The Plastic Hippo

December 13, 2014

Question Time with Jerry Springer

Filed under: History,Media,Politics,Society — theplastichippo @ 2:00 am
Tags: , , , , ,
Via bbcqt

Via bbcqt

I stopped watching BBC Question Time months ago because it had become simply too annoying but, after all the fuss, I watched the latest pantomime on I-player. I was annoyed by about four minutes in but the irritation at what now passes for political debate evaporated to be replaced by a profound sense of gloom at what UK politics has become.

Back in 1979, with Thatcher only four months into her stay at Number 10, it must have seemed a good idea to put Any Questions on the telly. The format of having three politicians plus a notable academic or newspaper editor or religious leader taking unseen questions from “members of the public” ticked a lot of news and current affairs boxes in the BBC Charter. With Robin Day holding the good and the great to account, it made for interesting viewing. Although annoyingly pompous, Robin Day stuck to his rule of only asking the same question three times and leave the audience to judge the unwillingness of a politician to deliver an answer.

In 1998, with Blair about a year into his stay at Number 10, independent media company Mentorn started producing the programme and began to change the format. The good and the great increased to five and worthy professors, journalists and bishops were slowly replaced by professional controversialists with a thin veneer of intellectual credibility covering a molten core of outrageous bigotry. When Mentorn successfully retained the franchise, left-wing comedians and entertainers were added to the mix not in the pursuit of political balance but in the shameless desire to boost viewing figures.

Dark rumours of manipulation, particularly involving the choice of panellists, audience selection and editorial guidelines on which questions would be allowed have dogged Question Time since the very beginning. At the start, with a two party system and the Liberals reeling from the Thorpe trial, it was a straight fight between two grey men in suits. To conform to strict impartiality, the audience had to reflect a balanced cross-section of the electorate and questions were chosen on the basis of relevance and topicality. How times have changed.

Until very recently, it seems rather odd that not a single member of the QT audience asked a question about the NHS. Some months ago, when taking a supplementary comment from the crowd, Mr Dimbleby, formerly of the Bullingdon Club, tersely said: “we`re not going to talk about the NHS”. As for the audience reflecting the electorate, it would seem that selection is based on people who are likely to shout a lot in favour of one party and shout even louder against other parties and in so doing boost ratings.

Before I stopped watching it, I found it more entertaining to spot the caricatures in the audience bussed in from central casting. There would be an old bloke in a blazer hating Europe; a slightly hysterical woman with dyed hair and piercings too young to remember Thatcher bleating about Thatcher. There would be a nervous “professional” complaining that after 20 years working in the same boring job they have not seen any improvement in their job prospects and there would some clean-cut young man in a tie blaming government for not allowing him to be a millionaire or have a girlfriend. Incidentally, any young man who wears a tie at any occasion other than a job interview, a court appearance or a funeral needs to be viewed with deep suspicion.

As usual I might be complete wrong, but over the last four years it seems that the only person to appear on QT more than Dimbleby is the odious Farage creature or his equally obnoxious lieutenants. I stopped watching the programme before his party gained a couple of MPs through defection so I guess his appearances are now more significant than those of Caroline Lucas. For all his blindingly obvious faults and hypocrisy, the Kipper-in-Chief has achieved something quite remarkable. He has split the Conservative Party and forced the Labour Party to abandon its core principles. By inventing a completely bogus threat to society he has engineered a toxic zeitgeist where people are frightened by immigration because people have been told that people are frightened by immigration. When confronted with evidence that migration to and from the UK benefits the economy, he dismisses facts as being irresponsible lies.

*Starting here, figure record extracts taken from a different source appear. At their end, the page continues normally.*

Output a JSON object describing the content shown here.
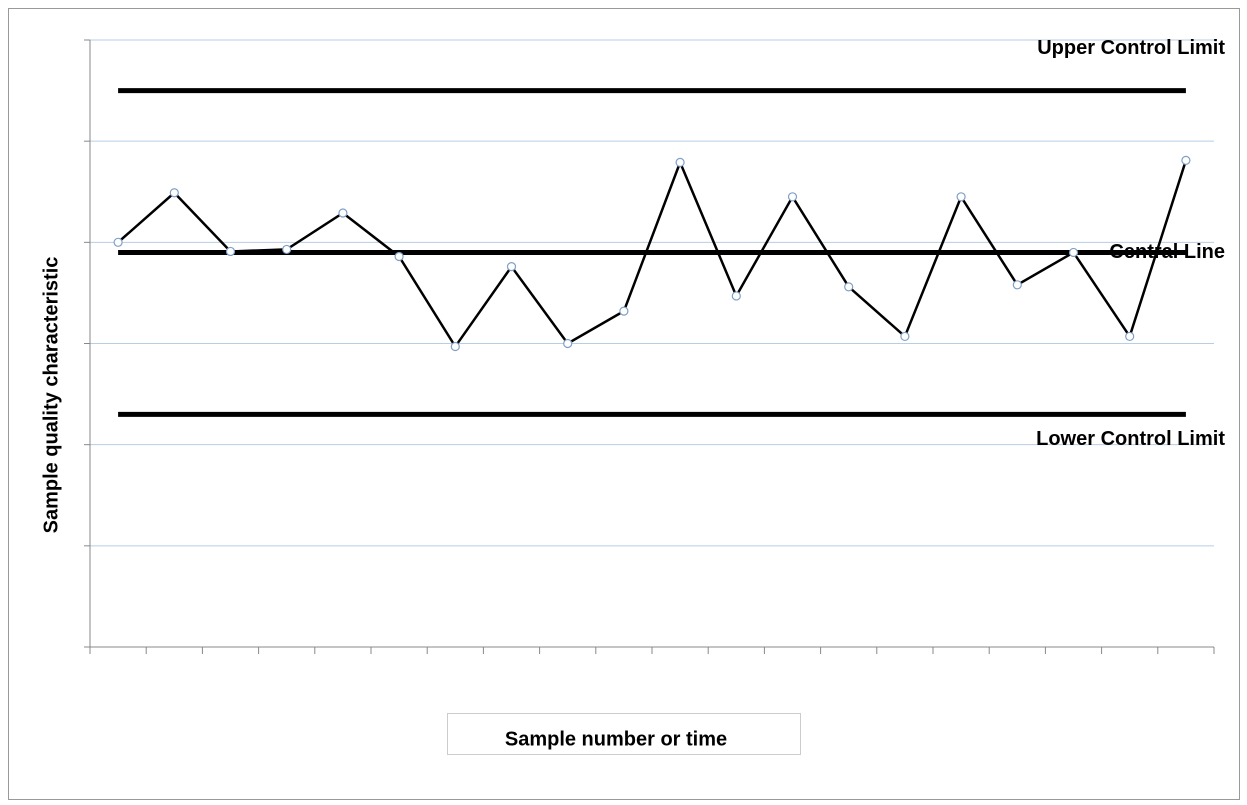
{
  "chart_data": {
    "type": "line",
    "y_label": "Sample quality characteristic",
    "x_label": "Sample number or time",
    "categories": [
      null,
      null,
      null,
      null,
      null,
      null,
      null,
      null,
      null,
      null,
      null,
      null,
      null,
      null,
      null,
      null,
      null,
      null,
      null,
      null
    ],
    "series": [
      {
        "color": "#000000",
        "values": [
          4.0,
          4.49,
          3.91,
          3.93,
          4.29,
          3.86,
          2.97,
          3.76,
          3.0,
          3.32,
          4.79,
          3.47,
          4.45,
          3.56,
          3.07,
          4.45,
          3.58,
          3.9,
          3.07,
          4.81
        ]
      }
    ],
    "control_lines": [
      {
        "label": "Upper Control Limit",
        "value": 5.5
      },
      {
        "label": "Central Line",
        "value": 3.9
      },
      {
        "label": "Lower Control Limit",
        "value": 2.3
      }
    ],
    "ylim": [
      0,
      6
    ],
    "yticks": [
      0,
      1,
      2,
      3,
      4,
      5,
      6
    ],
    "grid": true
  }
}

Complicit in this repeat of horrific history is a media desperate for circulation. The BBC shamelessly promoted the confrontation between the Farage creature and the equally unpleasant Russell Brand as if it were a rumble in the jungle boxing match. Viewing figures soared; job done. It was like watching a fight between cancer and Ebola knowing that both would win.

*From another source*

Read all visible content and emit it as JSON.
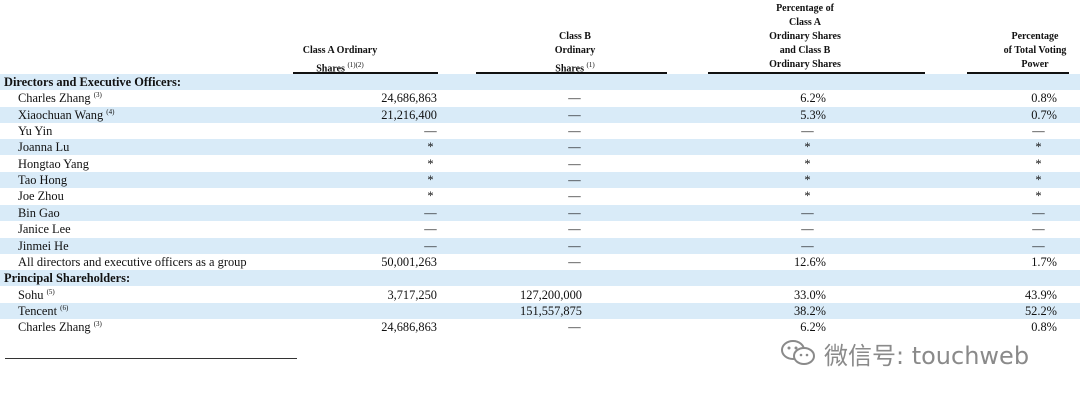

There was one particularly chilling moment that made me realise that the Farage creature`s plan is working. Based on a report published that very day, an audience member said that immigrants should be vetted to exclude criminals. She said that we should not allow “rapists and murderers” UK citizenship. Her fear seems perfectly reasonable until you consider the facts of the report. It looked at 150 cases and found that three per cent of those had a dubious past. As was widely reported across all media, one individual had stabbed another person to death. We will never know the circumstances of that event in terms of possible self-defence in a rogue state, a conflict zone or perhaps an attempted rape, but the inference is that all immigrants are rapists and murderers. As politicians are so fond of saying:

Let`s be clear…one individual.

On BBC Question Time a shouting match ensued worthy of Jerry Springer. Great for viewing figures but not good for the future. As the white, working class hurled insults at each other; Nigel leant back in his chair and smiled.